Pour les semaines à venir, Abdelsem Ghazi craint que le déconfinement et la fin du chômage partiel n’entraînent une chute du nombre de bénévoles disponibles, surtout en ce qui concerne les plus jeunes et les nouveaux. L’engagement spontané, rapide et massif de ceux-ci fut d’ailleurs une très bonne surprise : « Depuis un mois, nous avons reçu plus de mille propositions de participation ! » Autre sujet d’espoir, les discussions avec les autres associations ouvrent « de nouvelles pistes de réflexion pour plus de travail en commun, pour plus d’approvisionnements en produits locaux et de saison, plus de missions communes ». De même, le secrétaire général du Secours populaire de Paris note avec bonheur l’évolution morale des bénévoles, « moins militants, certes, mais plus en recherche d’un sens à leur engagement ».

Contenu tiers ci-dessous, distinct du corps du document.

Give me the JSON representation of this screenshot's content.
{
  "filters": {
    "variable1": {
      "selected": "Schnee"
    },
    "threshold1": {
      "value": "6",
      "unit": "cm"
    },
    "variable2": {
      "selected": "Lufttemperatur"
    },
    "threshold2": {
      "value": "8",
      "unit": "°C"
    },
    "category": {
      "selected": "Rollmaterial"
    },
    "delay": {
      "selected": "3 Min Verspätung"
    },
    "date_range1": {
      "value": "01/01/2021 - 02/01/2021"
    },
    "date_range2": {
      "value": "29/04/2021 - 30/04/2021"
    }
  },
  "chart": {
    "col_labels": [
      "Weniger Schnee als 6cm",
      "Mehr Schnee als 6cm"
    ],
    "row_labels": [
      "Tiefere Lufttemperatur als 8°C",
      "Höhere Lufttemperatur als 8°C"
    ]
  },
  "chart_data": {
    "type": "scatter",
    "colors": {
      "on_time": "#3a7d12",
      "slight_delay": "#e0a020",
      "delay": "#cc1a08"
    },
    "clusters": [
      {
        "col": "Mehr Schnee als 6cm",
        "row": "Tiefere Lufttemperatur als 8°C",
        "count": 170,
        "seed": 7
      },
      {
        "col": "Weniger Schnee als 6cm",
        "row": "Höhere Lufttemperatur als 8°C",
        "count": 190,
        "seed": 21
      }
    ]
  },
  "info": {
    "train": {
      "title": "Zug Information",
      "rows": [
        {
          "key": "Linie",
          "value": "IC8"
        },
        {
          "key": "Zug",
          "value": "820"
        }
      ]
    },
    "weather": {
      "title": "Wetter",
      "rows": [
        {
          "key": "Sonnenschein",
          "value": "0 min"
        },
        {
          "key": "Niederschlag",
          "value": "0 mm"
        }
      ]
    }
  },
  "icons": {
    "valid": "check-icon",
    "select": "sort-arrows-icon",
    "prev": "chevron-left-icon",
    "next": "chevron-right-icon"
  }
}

(Encadré 2) Le Secours populaire
Né à la Libération, en 1945, le Secours populaire est une association reconnue d’utilité publique qui « s’est donnée pour mission d’agir contre la pauvreté et l’exclusion en France et dans le monde et de promouvoir la solidarité et ses valeurs ». Grâce à l’engagement de ses quelque 80 000 bénévoles, le Secours populaire aide, chaque année, plus de 40 000 personnes dans leur insertion professionnelle, accompagne le même nombre d’enfants en soutien scolaire et dans la lutte contre l’illettrisme, permet à plus de 115 000 personnes d’avoir un accès à la culture et aux loisirs, et à plus de 180 000 de profiter d’un minimum de vacances…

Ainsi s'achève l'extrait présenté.